Spiele ich mit der Macht des Schwächeren? Könnte ich meine Bedrückung abwerfen? Ich will sie nicht abwerfen, sie ist mir ehrlich zu schwer dazu, zu vertraut, zu bergend, zu bedrückend. Ich will, dass er die Wolken hebt. Und das hat er in der letzten Stunde getan. Ich war nach der Stunde sehr ausgelassen und fand sein Verhalten einfach dick! Herr Prank hat die psychotherapeutische Theorie derart verinnerlicht, dass er sich in der Praxis die Freiheit nehmen darf, den ganzen Schultornister abzuwerfen, wenn ihn der Klient dazu veranlasst, und weicht dennoch um nichts von seiner gradlinigen Kompetenz ab. Er ist wirklich unheimlich genial. Womit habe ich ihn verdient? Wenn er mich auch nicht heilen kann, wozu er sich allerdings im Stande fühlt, dann bin ich wirklich austherapiert. Hat er mich dann lebenslänglich?
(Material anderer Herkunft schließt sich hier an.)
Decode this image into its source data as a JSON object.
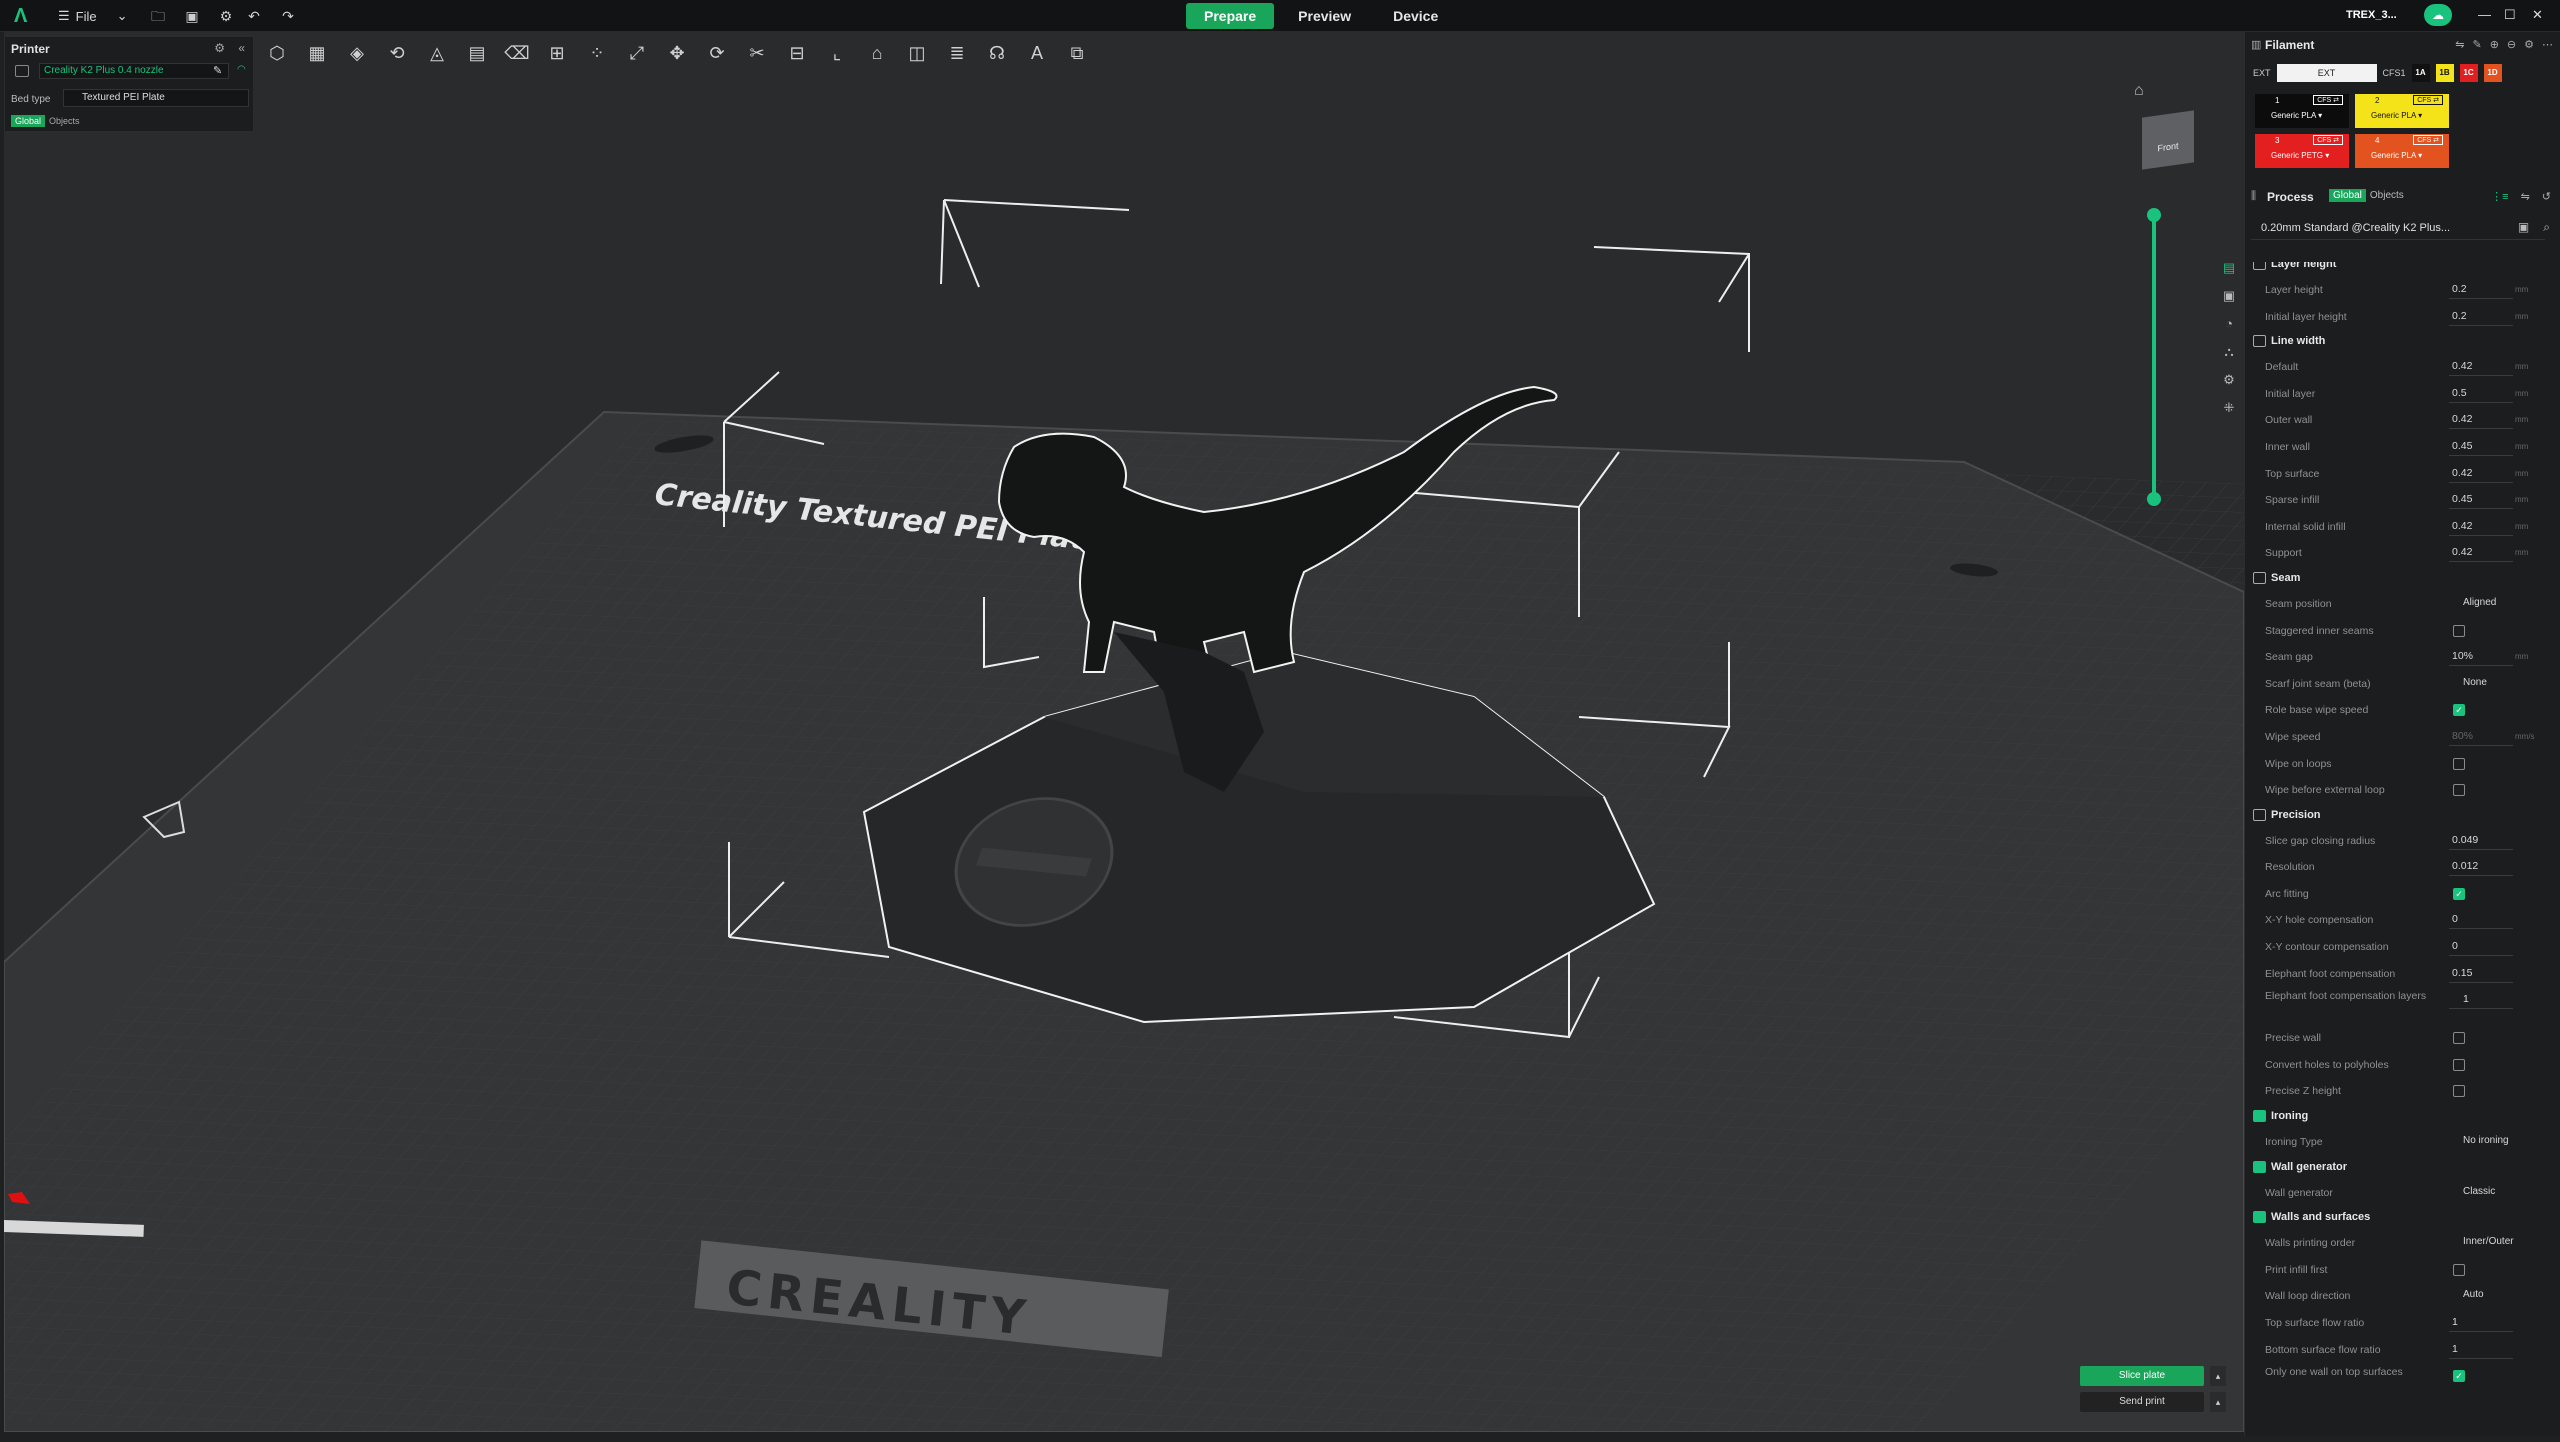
{
  "topbar": {
    "file_label": "File",
    "modes": [
      {
        "label": "Prepare",
        "active": true
      },
      {
        "label": "Preview",
        "active": false
      },
      {
        "label": "Device",
        "active": false
      }
    ],
    "window_title": "TREX_3..."
  },
  "printer_panel": {
    "title": "Printer",
    "printer_name": "Creality K2 Plus 0.4 nozzle",
    "bed_type_label": "Bed type",
    "bed_type_value": "Textured PEI Plate",
    "tabs": [
      "Global",
      "Objects"
    ]
  },
  "viewport": {
    "plate_text": "Creality Textured PEI Plate",
    "brand_text": "CREALITY",
    "viewcube_label": "Front"
  },
  "filament": {
    "title": "Filament",
    "ext_label": "EXT",
    "ext_value": "EXT",
    "cfs_label": "CFS1",
    "slot_tags": [
      {
        "label": "1A",
        "bg": "#111111",
        "fg": "#ffffff"
      },
      {
        "label": "1B",
        "bg": "#f5e31a",
        "fg": "#111111"
      },
      {
        "label": "1C",
        "bg": "#e02020",
        "fg": "#ffffff"
      },
      {
        "label": "1D",
        "bg": "#e2531f",
        "fg": "#ffffff"
      }
    ],
    "slots": [
      {
        "num": "1",
        "cfs": "CFS ⇄",
        "name": "Generic PLA ▾",
        "bg": "#0c0c0c",
        "fg": "#ffffff"
      },
      {
        "num": "2",
        "cfs": "CFS ⇄",
        "name": "Generic PLA ▾",
        "bg": "#f5e31a",
        "fg": "#111111"
      },
      {
        "num": "3",
        "cfs": "CFS ⇄",
        "name": "Generic PETG ▾",
        "bg": "#e41f1f",
        "fg": "#ffffff"
      },
      {
        "num": "4",
        "cfs": "CFS ⇄",
        "name": "Generic PLA ▾",
        "bg": "#e2531f",
        "fg": "#ffffff"
      }
    ]
  },
  "process": {
    "title": "Process",
    "tabs": [
      "Global",
      "Objects"
    ],
    "preset": "0.20mm Standard @Creality K2 Plus..."
  },
  "settings": {
    "layer_height": {
      "title": "Layer height",
      "rows": [
        {
          "label": "Layer height",
          "value": "0.2",
          "unit": "mm"
        },
        {
          "label": "Initial layer height",
          "value": "0.2",
          "unit": "mm"
        }
      ]
    },
    "line_width": {
      "title": "Line width",
      "rows": [
        {
          "label": "Default",
          "value": "0.42",
          "unit": "mm"
        },
        {
          "label": "Initial layer",
          "value": "0.5",
          "unit": "mm"
        },
        {
          "label": "Outer wall",
          "value": "0.42",
          "unit": "mm"
        },
        {
          "label": "Inner wall",
          "value": "0.45",
          "unit": "mm"
        },
        {
          "label": "Top surface",
          "value": "0.42",
          "unit": "mm"
        },
        {
          "label": "Sparse infill",
          "value": "0.45",
          "unit": "mm"
        },
        {
          "label": "Internal solid infill",
          "value": "0.42",
          "unit": "mm"
        },
        {
          "label": "Support",
          "value": "0.42",
          "unit": "mm"
        }
      ]
    },
    "seam": {
      "title": "Seam",
      "rows": [
        {
          "label": "Seam position",
          "dropdown": "Aligned"
        },
        {
          "label": "Staggered inner seams",
          "checked": false
        },
        {
          "label": "Seam gap",
          "value": "10%",
          "unit": "mm"
        },
        {
          "label": "Scarf joint seam (beta)",
          "dropdown": "None"
        },
        {
          "label": "Role base wipe speed",
          "checked": true
        },
        {
          "label": "Wipe speed",
          "value": "80%",
          "unit": "mm/s"
        },
        {
          "label": "Wipe on loops",
          "checked": false
        },
        {
          "label": "Wipe before external loop",
          "checked": false
        }
      ]
    },
    "precision": {
      "title": "Precision",
      "rows": [
        {
          "label": "Slice gap closing radius",
          "value": "0.049"
        },
        {
          "label": "Resolution",
          "value": "0.012"
        },
        {
          "label": "Arc fitting",
          "checked": true
        },
        {
          "label": "X-Y hole compensation",
          "value": "0"
        },
        {
          "label": "X-Y contour compensation",
          "value": "0"
        },
        {
          "label": "Elephant foot compensation",
          "value": "0.15"
        },
        {
          "label": "Elephant foot compensation layers",
          "value": "1"
        },
        {
          "label": "Precise wall",
          "checked": false
        },
        {
          "label": "Convert holes to polyholes",
          "checked": false
        },
        {
          "label": "Precise Z height",
          "checked": false
        }
      ]
    },
    "ironing": {
      "title": "Ironing",
      "rows": [
        {
          "label": "Ironing Type",
          "dropdown": "No ironing"
        }
      ]
    },
    "wall_generator": {
      "title": "Wall generator",
      "rows": [
        {
          "label": "Wall generator",
          "dropdown": "Classic"
        }
      ]
    },
    "walls_surfaces": {
      "title": "Walls and surfaces",
      "rows": [
        {
          "label": "Walls printing order",
          "dropdown": "Inner/Outer"
        },
        {
          "label": "Print infill first",
          "checked": false
        },
        {
          "label": "Wall loop direction",
          "dropdown": "Auto"
        },
        {
          "label": "Top surface flow ratio",
          "value": "1"
        },
        {
          "label": "Bottom surface flow ratio",
          "value": "1"
        },
        {
          "label": "Only one wall on top surfaces",
          "checked": true
        }
      ]
    }
  },
  "actions": {
    "slice_label": "Slice plate",
    "send_label": "Send print"
  },
  "colors": {
    "accent": "#19c37d",
    "accent_dark": "#19a65a",
    "bg": "#1c1d1f"
  }
}
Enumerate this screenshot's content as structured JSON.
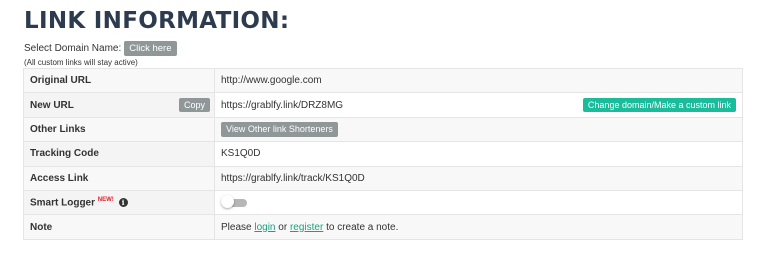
{
  "page_title": "LINK INFORMATION:",
  "domain": {
    "label": "Select Domain Name:",
    "button": "Click here",
    "note": "(All custom links will stay active)"
  },
  "rows": {
    "original_url": {
      "label": "Original URL",
      "value": "http://www.google.com"
    },
    "new_url": {
      "label": "New URL",
      "value": "https://grablfy.link/DRZ8MG",
      "copy": "Copy",
      "change": "Change domain/Make a custom link"
    },
    "other_links": {
      "label": "Other Links",
      "button": "View Other link Shorteners"
    },
    "tracking_code": {
      "label": "Tracking Code",
      "value": "KS1Q0D"
    },
    "access_link": {
      "label": "Access Link",
      "value": "https://grablfy.link/track/KS1Q0D"
    },
    "smart_logger": {
      "label": "Smart Logger",
      "badge": "NEW!",
      "info_icon": "i",
      "toggle_on": false
    },
    "note": {
      "label": "Note",
      "prefix": "Please ",
      "login": "login",
      "or": " or ",
      "register": "register",
      "suffix": " to create a note."
    }
  },
  "colors": {
    "title": "#2d3b4e",
    "teal": "#1abc9c",
    "grey_button": "#8f9799",
    "badge_red": "#e0242b"
  }
}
Übrigens sind alle Heiratskandidaten am Internet verstoben. Nicht Prank hat sie vertrieben, nicht meine Pferde, sie gingen von allein. Stefan II lässt nichts mehr von sich hören. Ich bin erstaunt, ehrlich erstaunt über die Abwesenheit einer konsequenten Absicht. Für einmal glaube ich nicht, dass ich zu wenig interessant bin. Andererseits habe ich natürlich auch nichts Verführerisches. Ist es so schicksalsbindend, wenn man allzu gewöhnlich/ungewöhnlich aussieht? Hat sich schon jemals einer in ein gequältes, leicht vorwitziges Angesicht verliebt? Ich meinersetis würde nie auf die Idee kommen! Und dann lese ich immer: „O Kommentare“ unter diesen Einträgen. Fühlt sich denn keiner ausser Dr. Prank berufen mir ein besseres Urteil über mich und mein Leben beizubringen? Oder ist, was ich sage, denn nichts als die Wahrheit?